Alan: Thank you for joining the XR for Business Podcast with your host Alan Smithson. Today's guest is Greg Demchak from Bentley Systems. Greg has been designing and driving the development of immersive digital simulation for architecture, engineering, and construction markets for the last 20 years. Educated as an architect, he transitioned to software design after completing a degree in design computation at MIT. He went on to become a senior user experience designer for the Autodesk Revit product, product manager for SYNCHRO 4D software platform -- now owned by Bentley Systems -- and currently leads the mixed reality team for Bentley Systems. He's been pushing the envelope of this technology and software for the Microsoft Hololens, and recently built an app for the global launch event of the next generation Hololens 2. To learn more about the work that Greg and his team at Bentley are doing, visit bentley.com.

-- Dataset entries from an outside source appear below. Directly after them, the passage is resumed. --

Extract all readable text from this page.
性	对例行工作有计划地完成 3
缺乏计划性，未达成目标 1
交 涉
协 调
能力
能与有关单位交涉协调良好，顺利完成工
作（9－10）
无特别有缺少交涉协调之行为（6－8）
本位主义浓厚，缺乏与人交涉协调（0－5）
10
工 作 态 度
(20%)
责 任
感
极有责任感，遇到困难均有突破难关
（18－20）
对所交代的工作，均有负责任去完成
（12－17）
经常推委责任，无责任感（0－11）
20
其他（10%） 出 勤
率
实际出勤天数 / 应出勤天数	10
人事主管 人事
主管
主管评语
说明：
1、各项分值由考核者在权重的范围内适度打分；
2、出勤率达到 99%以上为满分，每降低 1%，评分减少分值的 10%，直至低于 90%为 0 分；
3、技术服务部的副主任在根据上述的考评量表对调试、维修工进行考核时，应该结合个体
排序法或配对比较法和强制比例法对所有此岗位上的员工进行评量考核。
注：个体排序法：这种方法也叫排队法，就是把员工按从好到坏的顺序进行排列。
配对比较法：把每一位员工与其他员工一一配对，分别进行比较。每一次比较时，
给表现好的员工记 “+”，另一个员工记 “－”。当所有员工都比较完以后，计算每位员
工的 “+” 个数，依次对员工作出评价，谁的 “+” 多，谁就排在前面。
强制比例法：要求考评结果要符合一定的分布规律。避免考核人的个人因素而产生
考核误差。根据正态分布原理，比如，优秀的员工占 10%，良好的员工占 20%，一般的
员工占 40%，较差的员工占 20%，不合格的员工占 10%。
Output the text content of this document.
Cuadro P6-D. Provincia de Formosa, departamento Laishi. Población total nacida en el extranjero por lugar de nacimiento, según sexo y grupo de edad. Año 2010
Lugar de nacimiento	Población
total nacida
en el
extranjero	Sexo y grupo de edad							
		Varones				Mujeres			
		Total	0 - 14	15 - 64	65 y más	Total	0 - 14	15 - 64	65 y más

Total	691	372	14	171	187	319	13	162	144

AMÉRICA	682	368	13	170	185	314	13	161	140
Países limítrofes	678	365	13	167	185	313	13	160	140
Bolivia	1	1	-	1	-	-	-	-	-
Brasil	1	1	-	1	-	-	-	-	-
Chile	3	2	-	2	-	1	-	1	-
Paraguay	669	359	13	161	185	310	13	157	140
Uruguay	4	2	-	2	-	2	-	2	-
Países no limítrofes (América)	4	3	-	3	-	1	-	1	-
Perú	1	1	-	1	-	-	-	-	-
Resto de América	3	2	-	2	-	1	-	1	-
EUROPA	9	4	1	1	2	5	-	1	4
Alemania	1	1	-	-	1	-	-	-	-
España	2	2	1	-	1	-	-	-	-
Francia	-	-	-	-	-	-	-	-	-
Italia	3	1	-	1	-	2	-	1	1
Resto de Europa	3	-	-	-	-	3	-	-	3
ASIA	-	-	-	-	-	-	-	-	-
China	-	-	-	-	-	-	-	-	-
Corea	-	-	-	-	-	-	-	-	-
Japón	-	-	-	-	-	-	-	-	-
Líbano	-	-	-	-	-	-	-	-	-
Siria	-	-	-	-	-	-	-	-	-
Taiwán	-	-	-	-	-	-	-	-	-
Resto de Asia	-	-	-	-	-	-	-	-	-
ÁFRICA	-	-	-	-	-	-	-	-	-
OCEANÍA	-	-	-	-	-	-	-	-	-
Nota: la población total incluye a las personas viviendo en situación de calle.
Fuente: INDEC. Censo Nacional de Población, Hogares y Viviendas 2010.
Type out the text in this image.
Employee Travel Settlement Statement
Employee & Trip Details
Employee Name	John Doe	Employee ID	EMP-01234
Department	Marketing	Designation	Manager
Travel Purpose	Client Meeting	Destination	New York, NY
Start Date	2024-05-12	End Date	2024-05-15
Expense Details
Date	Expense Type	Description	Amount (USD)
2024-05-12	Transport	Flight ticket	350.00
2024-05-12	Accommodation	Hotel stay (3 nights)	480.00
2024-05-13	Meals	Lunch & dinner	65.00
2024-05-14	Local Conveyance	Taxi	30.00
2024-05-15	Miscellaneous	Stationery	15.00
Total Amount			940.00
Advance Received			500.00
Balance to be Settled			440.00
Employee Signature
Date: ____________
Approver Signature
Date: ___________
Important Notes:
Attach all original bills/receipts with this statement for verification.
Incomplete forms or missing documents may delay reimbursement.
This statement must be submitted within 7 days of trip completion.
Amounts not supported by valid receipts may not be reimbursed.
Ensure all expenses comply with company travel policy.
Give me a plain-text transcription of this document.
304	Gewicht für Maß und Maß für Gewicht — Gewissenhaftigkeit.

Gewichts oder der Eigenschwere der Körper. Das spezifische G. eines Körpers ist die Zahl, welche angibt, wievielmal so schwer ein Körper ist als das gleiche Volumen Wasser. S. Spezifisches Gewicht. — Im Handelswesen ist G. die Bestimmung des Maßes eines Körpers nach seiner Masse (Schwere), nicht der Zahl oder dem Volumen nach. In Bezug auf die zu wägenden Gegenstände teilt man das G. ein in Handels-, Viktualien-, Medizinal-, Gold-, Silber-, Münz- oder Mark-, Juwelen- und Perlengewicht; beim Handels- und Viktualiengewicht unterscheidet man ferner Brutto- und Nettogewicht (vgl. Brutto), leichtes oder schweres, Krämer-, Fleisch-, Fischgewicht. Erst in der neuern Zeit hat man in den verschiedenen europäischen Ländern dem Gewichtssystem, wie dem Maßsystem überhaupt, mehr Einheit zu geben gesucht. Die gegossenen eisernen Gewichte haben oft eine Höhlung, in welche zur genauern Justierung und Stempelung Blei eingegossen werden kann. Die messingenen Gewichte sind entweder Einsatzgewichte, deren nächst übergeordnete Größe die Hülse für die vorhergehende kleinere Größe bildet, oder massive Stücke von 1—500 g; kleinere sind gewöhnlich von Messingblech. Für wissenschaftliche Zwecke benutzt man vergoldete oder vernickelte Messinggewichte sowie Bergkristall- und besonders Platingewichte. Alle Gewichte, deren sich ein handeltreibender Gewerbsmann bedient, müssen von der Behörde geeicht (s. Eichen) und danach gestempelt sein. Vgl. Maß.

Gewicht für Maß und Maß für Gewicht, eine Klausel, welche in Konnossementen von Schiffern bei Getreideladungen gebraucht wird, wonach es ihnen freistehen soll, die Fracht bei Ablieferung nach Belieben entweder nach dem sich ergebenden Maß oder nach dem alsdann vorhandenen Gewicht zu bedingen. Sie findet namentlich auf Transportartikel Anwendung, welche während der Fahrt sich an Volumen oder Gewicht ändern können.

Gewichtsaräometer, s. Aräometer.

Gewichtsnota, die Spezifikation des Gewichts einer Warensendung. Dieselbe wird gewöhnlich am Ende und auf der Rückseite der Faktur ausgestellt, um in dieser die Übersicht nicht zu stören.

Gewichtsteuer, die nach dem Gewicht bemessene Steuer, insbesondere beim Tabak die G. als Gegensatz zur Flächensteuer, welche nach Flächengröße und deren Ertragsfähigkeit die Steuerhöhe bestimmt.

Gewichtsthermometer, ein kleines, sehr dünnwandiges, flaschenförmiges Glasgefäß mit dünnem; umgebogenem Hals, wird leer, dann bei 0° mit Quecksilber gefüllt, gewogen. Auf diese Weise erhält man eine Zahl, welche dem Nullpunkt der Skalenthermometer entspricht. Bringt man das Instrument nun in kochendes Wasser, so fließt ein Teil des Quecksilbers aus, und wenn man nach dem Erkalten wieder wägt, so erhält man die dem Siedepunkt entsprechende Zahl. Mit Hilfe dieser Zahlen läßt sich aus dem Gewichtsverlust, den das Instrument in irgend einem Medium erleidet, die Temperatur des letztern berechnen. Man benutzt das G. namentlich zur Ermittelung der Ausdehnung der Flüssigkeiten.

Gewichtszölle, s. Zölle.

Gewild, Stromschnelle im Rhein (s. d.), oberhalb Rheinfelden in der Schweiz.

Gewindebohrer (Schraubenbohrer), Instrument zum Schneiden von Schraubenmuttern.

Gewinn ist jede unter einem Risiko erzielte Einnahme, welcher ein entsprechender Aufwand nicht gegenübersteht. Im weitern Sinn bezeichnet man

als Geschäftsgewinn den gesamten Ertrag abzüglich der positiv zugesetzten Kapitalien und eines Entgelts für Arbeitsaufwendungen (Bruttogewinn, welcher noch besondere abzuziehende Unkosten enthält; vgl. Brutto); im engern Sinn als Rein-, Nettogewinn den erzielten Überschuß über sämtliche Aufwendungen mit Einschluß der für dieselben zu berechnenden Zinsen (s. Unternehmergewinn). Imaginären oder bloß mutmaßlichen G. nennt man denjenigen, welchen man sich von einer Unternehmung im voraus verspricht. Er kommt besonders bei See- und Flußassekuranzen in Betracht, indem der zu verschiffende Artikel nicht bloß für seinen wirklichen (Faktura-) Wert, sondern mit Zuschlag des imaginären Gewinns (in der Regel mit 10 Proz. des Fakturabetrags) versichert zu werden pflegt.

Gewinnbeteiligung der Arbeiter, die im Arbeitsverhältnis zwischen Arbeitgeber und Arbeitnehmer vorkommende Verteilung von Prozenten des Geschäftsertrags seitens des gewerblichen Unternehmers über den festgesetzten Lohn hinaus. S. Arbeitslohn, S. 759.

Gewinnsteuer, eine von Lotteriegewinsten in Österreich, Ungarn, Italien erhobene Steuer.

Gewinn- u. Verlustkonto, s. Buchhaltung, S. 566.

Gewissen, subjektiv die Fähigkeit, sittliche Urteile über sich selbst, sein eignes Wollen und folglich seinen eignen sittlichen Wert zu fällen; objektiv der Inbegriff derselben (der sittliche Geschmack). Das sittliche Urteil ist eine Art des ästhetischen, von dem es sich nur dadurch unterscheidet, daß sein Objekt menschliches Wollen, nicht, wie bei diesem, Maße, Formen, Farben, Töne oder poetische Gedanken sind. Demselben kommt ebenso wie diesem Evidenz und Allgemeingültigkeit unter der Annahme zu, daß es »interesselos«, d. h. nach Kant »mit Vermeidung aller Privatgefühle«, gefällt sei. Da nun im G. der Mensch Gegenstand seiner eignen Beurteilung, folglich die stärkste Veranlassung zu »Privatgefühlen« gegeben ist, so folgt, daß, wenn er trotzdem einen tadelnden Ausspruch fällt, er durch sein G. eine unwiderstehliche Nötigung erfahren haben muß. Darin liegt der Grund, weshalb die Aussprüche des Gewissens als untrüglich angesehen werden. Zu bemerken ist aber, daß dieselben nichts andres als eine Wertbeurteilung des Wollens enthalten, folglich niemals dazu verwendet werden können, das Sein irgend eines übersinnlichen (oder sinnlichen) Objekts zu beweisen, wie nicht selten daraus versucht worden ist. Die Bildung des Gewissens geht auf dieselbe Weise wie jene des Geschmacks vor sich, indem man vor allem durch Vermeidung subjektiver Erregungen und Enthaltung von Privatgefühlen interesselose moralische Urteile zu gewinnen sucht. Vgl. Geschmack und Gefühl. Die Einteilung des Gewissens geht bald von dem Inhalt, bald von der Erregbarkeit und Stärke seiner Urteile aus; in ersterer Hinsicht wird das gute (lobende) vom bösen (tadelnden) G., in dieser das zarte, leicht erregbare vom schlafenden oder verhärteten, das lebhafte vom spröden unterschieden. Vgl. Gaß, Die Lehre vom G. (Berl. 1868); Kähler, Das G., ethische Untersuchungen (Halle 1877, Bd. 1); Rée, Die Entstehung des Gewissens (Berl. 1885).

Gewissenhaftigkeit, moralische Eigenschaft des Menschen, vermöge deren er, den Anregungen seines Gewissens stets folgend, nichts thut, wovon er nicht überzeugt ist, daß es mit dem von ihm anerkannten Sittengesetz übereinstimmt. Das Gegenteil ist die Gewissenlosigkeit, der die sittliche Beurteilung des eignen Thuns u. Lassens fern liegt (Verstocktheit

Greg, welcome to the show.
Greg: Thanks, Alan. How's it
going?
Alan: It's going fantastic. I
wanted to say thank you so much for taking the time to join us here.
And let's kind of unpack the work that you do at Bentley Systems.
From a 10,000 foot view, what do you guys do?
Greg: Yeah. So Bentley Systems
-- just to frame that -- is a global software company focused on
engineering and infrastructure, architecture, and construction
software. So it's-- we basically produce software for the built
environment. So anything from bridge design, to high-rise
construction, to infrastructure that needs to be modeled. And it's a
platform that serves that industry across the board.
Alan: Well, that's a big
industry, considering there's the equivalent of Manhattan, the size
of Manhattan being built every single month somewhere in the world.
So you work with large infrastructure projects, building skyscrapers,
bridges, infrastructure. How does XR fit into that?
Greg: It's a good question. So
the way we see XR fitting into this is-- and you'll see this term,
it's really becoming -- I think -- quite popular now in the industry,
is this idea of the digital twin. And what started out as 2D drafting
and then sort of evolved into 3D models, and then this idea of
building information modeling is evolving into this idea of the
digital twin, which is that any given building or asset or a piece of
infrastructure can have a parallel digital representation of itself
as a 3D model, and then also now as a 4D model, which is to say that
the model evolves and changes through time, just like the physical
building. And the XR piece is a really cool way to basically bridge
that digital and physical space in a kind of a natural way. So that's
where we are developing on top of the Hololens platform. It's
basically a way to take those digital assets, and then render those
assets as digital artifacts or 3D models or information in the
context of the physical space. So that's had the opportunity. These
buildings, these infrastructure assets are evolving and changing over
time. And you can basically render digital parts of that through the
Hololens and see a mixed reality view of the world.
Alan: So, for example, you've
got a-- let's just use a building, a skyscraper, you're building a
building, you've got the Revit models or the BIM models or the CAD
models. So let's just first of all -- for people that maybe don't
understand what those mean -- what are those three terms mean and how
are they being converted into XR technologies?